The CWA expects to distribute the draft 2005 plan to member agencies for review in July and to distribute the final draft to the CWA’s board of directors in September. The September CWA board meeting would also include a public hearing, and the CWA board is expected to adopt the plan at its October board meeting and submit the adopted plan to the Department of Water Resources in November.

The January 27 board meeting also included the award of a consultant contract to McGuire Environmental Consultants, Inc., to prepare a drought management plan which will identify actions to avoid cutbacks and establish a methodology to allocate supplies if cutbacks are required.

The California Water Code requires that all urban water suppliers within the state prepare and update an urban water management plan every five years. An urban water supplier is defined as an agency which provides water for municipal purposes to more than 3,000 customers or supplies more than 3,000 acre feet of water annually, so in addition to the CWA all of its member agencies except the City of Del Mar and the Yuima Municipal Water District must update and adopt an urban water management plan in 2005. The plan must contain a detailed evaluation of the supplies necessary to meet demands over at least a 20-year period both in normal and dry years.

Several significant changes have occurred since the CWA’s last adoption of an urban water management plan. Two new state laws now link large land use development approval to water supply availability, and the urban water management plan is used as a basis to document that supply availability. In September 2004 the state’s Fifth District Court of Appeal invalidated the Castaic Lake Water Agency’s plan as legally inadequate due to the failure to address timing issues related to perchlorate contamination in that area’s local groundwater basin. A 2004 state law sponsored by the CWA now requires urban water management plans to describe opportunities to develop desalinated water.

The CWA is in the process of developing an updated water demand forecast which will incorporate the San Diego Association of Governments’ 2030 regional growth forecast. The CWA will also coordinate with member agencies to determine projected yields from local supplies and savings from conservation programs. The 2005 plan will identify various resources including recycled water, groundwater, surface water, conservation savings, water transfers, seawater desalination, and both preferential right and potentially non-firm Metropolitan Water District supplies.

The drought management plan will be part of the urban water management plan. The CWA currently does not have a formal plan which outlines the actions needed to avoid or minimize cutbacks to member agencies for firm supplies during drought conditions (customers utilizing the agricultural rate can be cut back up to 30 percent before any metropolitan and industrial cutbacks are implemented). The CWA’s Operations and Maintenance Department is developing a treated water shortage allocation plan which will focus on issues due to facility constraints, and the McGuire Environmental Consultants plan will focus on issues associated with supply cutbacks.

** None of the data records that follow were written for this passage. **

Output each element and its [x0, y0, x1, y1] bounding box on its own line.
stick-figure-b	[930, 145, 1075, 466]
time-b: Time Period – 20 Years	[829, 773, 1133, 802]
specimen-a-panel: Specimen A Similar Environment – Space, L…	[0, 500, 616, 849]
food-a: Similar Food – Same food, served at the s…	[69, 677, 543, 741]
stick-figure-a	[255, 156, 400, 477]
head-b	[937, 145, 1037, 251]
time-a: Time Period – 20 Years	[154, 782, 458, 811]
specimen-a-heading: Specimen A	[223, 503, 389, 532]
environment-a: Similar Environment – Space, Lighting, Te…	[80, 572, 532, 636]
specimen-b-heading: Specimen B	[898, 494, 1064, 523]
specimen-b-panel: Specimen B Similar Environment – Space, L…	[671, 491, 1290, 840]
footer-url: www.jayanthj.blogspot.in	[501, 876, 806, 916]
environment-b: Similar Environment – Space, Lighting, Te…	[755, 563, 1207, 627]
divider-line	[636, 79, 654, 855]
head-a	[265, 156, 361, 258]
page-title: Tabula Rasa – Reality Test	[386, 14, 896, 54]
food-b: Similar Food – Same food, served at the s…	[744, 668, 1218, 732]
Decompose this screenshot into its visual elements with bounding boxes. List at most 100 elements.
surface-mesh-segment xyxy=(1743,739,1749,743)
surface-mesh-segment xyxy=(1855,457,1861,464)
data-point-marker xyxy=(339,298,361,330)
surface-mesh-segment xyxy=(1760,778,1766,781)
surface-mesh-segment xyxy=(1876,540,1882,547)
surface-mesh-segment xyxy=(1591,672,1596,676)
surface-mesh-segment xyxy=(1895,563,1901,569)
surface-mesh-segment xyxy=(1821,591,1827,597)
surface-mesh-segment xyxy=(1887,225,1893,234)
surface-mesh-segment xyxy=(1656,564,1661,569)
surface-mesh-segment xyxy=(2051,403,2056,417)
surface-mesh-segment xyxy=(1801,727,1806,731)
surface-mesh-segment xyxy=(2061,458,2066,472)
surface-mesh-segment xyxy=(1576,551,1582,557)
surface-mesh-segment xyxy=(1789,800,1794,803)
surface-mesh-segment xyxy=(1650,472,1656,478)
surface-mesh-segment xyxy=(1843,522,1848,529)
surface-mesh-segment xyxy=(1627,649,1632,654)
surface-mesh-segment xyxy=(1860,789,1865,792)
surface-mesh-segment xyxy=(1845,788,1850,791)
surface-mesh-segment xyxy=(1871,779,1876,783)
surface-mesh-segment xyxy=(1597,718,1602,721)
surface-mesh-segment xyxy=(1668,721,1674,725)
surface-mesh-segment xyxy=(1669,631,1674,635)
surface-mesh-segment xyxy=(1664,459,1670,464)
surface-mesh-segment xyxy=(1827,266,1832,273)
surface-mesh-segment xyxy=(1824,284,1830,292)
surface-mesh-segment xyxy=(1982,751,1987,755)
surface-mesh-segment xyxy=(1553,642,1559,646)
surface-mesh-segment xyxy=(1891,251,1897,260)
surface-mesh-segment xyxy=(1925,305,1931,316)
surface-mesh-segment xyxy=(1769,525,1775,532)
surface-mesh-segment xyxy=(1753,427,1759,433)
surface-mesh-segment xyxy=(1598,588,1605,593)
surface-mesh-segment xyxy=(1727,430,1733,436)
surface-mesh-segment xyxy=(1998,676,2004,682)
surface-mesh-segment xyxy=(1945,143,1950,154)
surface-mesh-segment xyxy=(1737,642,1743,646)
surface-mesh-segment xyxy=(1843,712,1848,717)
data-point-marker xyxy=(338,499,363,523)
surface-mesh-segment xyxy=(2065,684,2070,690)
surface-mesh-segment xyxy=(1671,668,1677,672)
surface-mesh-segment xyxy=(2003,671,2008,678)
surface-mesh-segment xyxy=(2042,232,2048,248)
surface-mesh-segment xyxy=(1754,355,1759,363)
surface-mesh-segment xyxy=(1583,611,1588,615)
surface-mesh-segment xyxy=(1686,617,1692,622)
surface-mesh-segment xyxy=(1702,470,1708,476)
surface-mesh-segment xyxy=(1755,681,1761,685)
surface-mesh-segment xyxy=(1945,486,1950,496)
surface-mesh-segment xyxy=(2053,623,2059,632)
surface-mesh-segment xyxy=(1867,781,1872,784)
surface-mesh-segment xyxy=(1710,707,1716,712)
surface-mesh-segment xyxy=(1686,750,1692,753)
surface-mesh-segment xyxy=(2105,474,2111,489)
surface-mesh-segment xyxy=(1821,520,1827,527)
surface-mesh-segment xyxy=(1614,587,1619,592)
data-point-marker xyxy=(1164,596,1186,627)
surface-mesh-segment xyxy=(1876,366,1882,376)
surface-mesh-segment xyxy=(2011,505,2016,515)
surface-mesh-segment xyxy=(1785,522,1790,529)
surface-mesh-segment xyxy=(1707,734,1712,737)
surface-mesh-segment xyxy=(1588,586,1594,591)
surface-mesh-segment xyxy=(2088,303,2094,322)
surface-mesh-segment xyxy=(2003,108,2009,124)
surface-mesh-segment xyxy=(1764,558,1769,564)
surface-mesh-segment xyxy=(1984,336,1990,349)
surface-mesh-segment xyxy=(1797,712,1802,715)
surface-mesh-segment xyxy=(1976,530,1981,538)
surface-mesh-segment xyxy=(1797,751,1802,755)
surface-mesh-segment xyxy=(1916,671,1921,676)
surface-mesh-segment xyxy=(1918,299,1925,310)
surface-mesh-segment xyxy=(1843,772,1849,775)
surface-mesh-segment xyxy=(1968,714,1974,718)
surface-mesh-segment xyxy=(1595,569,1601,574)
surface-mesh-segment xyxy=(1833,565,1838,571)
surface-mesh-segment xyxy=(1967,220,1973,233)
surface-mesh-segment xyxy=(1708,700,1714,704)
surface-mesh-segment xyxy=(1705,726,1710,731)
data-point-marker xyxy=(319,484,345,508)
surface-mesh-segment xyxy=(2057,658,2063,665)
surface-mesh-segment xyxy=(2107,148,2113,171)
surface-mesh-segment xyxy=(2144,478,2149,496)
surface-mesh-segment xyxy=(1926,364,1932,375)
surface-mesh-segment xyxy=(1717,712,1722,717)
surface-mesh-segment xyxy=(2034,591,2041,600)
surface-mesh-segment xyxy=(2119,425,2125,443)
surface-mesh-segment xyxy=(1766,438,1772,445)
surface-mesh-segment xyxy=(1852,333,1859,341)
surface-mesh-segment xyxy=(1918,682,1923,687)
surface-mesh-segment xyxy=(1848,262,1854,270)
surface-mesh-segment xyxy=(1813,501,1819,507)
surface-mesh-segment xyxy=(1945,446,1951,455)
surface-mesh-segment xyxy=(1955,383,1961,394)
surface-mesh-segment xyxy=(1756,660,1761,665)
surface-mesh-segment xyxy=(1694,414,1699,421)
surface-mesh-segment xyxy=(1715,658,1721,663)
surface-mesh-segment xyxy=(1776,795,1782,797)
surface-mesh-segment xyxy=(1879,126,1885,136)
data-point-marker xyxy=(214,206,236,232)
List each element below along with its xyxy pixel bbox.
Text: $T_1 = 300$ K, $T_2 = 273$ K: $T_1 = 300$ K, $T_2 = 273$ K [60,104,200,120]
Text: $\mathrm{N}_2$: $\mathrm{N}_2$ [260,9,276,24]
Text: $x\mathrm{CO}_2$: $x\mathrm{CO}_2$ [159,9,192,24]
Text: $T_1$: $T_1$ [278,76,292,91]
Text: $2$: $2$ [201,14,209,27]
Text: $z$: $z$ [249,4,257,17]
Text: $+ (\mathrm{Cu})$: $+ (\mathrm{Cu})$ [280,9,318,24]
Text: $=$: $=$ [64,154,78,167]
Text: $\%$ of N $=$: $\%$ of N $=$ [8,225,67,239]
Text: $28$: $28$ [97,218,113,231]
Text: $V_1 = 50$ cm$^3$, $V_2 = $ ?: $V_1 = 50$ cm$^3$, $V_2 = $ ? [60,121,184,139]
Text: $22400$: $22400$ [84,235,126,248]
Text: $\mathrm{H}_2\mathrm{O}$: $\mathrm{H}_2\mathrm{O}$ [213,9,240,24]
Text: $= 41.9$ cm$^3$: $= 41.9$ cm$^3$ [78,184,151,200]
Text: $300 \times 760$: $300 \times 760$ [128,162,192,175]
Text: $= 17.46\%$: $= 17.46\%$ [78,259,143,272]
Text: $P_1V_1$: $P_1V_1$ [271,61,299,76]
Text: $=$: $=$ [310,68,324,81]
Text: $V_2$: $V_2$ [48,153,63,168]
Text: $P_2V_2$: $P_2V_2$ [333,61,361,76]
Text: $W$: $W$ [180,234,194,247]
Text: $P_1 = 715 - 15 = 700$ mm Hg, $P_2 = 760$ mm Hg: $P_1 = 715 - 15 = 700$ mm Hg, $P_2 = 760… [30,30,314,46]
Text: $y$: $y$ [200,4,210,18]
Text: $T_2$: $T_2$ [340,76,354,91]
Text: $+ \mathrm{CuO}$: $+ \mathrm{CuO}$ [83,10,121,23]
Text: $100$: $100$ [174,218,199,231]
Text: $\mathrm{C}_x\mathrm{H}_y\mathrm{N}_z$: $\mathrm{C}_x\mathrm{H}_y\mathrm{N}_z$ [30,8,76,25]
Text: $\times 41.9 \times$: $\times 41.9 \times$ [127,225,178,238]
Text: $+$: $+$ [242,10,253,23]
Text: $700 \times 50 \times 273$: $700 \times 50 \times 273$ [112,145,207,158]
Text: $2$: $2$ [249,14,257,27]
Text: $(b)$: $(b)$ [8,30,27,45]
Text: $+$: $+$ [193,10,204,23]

The drought management plan process will be initiated in February. A member agency technical advisory committee will be formed to allow input from member agencies in the plan’s development while the consulting firm will facilitate meetings, assist CWA staff in identifying key issues, formulate the allocation methodology, and prepare the drought management plan report.

The drought management plan report is scheduled to be submitted to the CWA board for approval in July 2005, after which it will be incorporated into the urban water management plan.